The S&P 500 added a half percent Monday, on the first day of what will be a slow, holiday-affected week.
This will probably be the third slowest week of the year, following only Thanksgiving and next week between Christmas and New Year’s. For that reason, I don’t expect a lot of meaningful buying this week. Big money traders who wanted to buy ahead of year-end already bought. These managers have one foot out of the door and are not doing any serious work this week.
As I wrote during Thanksgiving, these holiday-affected sessions are vulnerable to elevated volatility as the retail traders and computers start doing wonky things without big money’s guiding hand.
At this point, I’m content watching this rally from the outside. Seven out of the last eight sessions ending in the green is a lot. The unfortunate thing for anyone buying these highs is the market has a habit of reverting to the mean. A stretch of down days to get us back to more normal levels wouldn’t surprise me at all.
Stocks move in waves, and bits of up are always followed by bits of down. Monday wasn’t that day. But it will be here soon enough, even if the selling does nothing but consign us to a sideways grind into January.

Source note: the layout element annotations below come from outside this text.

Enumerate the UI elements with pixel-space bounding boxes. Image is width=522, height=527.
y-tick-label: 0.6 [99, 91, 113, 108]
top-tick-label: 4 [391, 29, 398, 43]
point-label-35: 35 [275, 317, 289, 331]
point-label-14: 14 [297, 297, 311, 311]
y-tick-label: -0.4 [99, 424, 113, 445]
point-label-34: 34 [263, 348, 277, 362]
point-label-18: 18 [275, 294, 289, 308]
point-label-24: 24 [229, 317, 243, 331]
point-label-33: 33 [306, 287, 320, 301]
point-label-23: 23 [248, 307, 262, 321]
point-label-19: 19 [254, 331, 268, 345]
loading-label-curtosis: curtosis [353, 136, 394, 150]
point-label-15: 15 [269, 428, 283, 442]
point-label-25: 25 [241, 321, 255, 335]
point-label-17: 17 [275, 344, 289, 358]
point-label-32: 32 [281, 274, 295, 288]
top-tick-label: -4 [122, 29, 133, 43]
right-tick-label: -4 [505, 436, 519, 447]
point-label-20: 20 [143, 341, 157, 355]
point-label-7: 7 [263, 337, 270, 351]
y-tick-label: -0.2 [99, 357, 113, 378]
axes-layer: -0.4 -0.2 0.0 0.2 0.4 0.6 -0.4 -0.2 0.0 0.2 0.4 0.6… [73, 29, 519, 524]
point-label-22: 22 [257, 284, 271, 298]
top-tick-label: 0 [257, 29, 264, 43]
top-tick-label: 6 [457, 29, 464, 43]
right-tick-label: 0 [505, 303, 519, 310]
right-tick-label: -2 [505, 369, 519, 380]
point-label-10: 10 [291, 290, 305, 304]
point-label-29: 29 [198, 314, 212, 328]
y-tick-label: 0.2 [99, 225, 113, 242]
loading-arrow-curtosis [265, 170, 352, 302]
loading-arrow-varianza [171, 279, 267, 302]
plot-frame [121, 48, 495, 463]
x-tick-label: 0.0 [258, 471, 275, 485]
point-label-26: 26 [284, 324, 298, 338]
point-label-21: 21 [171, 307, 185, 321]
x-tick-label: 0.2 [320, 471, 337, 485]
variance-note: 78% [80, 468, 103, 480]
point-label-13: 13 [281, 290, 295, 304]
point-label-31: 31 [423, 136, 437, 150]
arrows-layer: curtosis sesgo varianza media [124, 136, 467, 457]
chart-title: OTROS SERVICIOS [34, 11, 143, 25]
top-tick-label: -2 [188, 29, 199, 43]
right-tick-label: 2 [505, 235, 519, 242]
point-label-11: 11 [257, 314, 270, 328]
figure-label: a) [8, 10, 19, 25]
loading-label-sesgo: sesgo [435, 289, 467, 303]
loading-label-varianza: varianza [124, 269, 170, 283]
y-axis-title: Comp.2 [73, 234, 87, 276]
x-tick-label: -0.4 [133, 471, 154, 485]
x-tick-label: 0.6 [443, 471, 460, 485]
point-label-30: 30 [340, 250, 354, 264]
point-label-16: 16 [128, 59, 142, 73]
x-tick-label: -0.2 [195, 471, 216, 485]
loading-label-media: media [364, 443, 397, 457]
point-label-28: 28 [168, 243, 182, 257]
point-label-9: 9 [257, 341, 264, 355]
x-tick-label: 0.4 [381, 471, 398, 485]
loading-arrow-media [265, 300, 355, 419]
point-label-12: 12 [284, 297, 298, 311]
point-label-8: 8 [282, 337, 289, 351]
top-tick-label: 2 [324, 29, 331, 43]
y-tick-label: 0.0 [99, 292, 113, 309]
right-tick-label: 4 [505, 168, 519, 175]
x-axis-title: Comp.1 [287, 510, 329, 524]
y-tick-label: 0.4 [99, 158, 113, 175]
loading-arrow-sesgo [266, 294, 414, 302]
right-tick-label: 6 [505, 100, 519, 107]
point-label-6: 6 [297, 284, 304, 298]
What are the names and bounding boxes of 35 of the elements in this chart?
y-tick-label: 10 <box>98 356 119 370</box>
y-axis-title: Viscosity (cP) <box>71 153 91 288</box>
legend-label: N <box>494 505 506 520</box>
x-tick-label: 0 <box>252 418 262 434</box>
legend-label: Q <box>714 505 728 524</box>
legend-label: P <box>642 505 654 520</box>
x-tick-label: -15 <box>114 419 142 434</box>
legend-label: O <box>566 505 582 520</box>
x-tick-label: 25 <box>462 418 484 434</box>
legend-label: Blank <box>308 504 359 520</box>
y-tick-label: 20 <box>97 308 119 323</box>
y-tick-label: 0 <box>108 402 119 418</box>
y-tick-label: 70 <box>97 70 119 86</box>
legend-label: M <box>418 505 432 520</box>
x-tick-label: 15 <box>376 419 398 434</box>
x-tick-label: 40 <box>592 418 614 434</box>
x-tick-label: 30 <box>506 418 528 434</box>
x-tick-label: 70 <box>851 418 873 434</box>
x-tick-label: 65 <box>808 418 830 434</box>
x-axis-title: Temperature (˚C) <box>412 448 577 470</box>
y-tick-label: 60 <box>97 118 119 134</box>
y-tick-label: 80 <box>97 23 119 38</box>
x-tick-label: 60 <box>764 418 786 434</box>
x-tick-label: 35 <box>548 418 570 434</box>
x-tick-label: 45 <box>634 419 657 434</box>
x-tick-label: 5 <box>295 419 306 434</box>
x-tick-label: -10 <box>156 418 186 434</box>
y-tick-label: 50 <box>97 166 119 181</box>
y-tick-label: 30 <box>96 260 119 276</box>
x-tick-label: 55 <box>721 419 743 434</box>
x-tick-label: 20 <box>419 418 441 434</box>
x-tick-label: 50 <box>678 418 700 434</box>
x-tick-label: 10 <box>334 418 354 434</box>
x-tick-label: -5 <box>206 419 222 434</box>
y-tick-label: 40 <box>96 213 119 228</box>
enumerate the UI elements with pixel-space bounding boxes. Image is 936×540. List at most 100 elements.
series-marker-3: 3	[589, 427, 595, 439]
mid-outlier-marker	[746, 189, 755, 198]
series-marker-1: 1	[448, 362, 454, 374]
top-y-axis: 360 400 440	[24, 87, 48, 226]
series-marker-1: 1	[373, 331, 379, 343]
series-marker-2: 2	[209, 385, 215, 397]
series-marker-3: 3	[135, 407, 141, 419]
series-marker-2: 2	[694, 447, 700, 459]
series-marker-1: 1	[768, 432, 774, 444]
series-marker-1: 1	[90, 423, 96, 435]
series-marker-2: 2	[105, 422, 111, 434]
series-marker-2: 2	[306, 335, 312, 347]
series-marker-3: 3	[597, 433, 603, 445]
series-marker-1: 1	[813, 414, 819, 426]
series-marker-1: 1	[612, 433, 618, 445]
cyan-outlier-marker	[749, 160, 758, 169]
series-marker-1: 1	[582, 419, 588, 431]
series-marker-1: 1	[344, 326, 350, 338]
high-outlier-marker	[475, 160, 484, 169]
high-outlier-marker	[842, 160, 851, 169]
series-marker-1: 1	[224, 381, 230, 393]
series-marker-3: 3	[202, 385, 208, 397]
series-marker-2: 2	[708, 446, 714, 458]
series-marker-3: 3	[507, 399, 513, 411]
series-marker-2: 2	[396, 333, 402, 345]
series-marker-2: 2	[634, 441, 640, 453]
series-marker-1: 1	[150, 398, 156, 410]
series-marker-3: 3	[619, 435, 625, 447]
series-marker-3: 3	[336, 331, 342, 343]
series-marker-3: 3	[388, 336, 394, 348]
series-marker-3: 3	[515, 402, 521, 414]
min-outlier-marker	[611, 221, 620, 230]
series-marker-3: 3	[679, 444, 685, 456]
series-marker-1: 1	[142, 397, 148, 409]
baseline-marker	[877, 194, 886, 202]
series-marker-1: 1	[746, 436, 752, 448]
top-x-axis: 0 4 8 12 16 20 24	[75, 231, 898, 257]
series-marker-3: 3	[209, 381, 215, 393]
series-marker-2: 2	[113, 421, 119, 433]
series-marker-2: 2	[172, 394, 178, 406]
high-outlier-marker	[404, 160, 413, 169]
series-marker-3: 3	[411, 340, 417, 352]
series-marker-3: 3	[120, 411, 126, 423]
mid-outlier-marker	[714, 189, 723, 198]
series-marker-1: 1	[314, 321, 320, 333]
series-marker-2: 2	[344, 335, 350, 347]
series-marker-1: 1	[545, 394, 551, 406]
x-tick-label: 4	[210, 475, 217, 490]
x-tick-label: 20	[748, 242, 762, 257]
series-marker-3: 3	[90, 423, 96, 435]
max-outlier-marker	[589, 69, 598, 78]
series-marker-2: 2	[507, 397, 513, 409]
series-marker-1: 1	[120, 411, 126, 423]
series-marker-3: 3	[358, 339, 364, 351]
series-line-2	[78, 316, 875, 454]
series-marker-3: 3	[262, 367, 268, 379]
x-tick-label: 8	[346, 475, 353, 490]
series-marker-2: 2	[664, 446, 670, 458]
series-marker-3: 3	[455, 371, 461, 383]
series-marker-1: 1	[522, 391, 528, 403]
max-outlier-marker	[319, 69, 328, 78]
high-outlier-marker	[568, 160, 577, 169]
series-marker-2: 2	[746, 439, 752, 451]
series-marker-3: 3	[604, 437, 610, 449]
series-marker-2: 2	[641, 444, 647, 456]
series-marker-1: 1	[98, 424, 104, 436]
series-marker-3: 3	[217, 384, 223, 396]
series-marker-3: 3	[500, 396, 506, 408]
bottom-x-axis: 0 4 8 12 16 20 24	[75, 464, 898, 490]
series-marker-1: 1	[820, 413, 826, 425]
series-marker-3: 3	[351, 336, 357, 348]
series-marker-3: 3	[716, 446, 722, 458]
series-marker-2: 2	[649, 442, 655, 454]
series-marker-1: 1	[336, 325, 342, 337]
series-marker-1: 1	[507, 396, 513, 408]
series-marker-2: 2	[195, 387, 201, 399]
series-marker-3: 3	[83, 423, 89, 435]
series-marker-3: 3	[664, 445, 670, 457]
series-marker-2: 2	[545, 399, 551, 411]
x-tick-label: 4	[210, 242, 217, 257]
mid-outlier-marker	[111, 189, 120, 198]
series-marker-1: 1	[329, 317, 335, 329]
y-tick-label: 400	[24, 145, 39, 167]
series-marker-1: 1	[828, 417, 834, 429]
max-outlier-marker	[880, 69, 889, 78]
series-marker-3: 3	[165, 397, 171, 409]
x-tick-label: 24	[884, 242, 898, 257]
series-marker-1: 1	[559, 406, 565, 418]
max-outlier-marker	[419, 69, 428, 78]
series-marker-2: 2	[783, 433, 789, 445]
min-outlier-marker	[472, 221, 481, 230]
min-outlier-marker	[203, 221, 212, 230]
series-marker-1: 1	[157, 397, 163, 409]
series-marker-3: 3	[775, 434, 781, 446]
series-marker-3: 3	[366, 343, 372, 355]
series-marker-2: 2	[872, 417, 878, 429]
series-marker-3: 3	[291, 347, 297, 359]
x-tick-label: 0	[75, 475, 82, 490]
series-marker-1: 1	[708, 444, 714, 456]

The bulls won again on Monday, but that doesn’t mean smart money was chasing these overbought levels. In fact, smart traders are sitting on a big pile of profits they collected last week and are getting ready for the next big trade. Maybe that’s shorting the reversion trade later this week. Maybe that’s sitting in cash until something more interesting happens in January. Either way, anyone expecting these big gains to keep rolling in clearly doesn’t understand how markets work.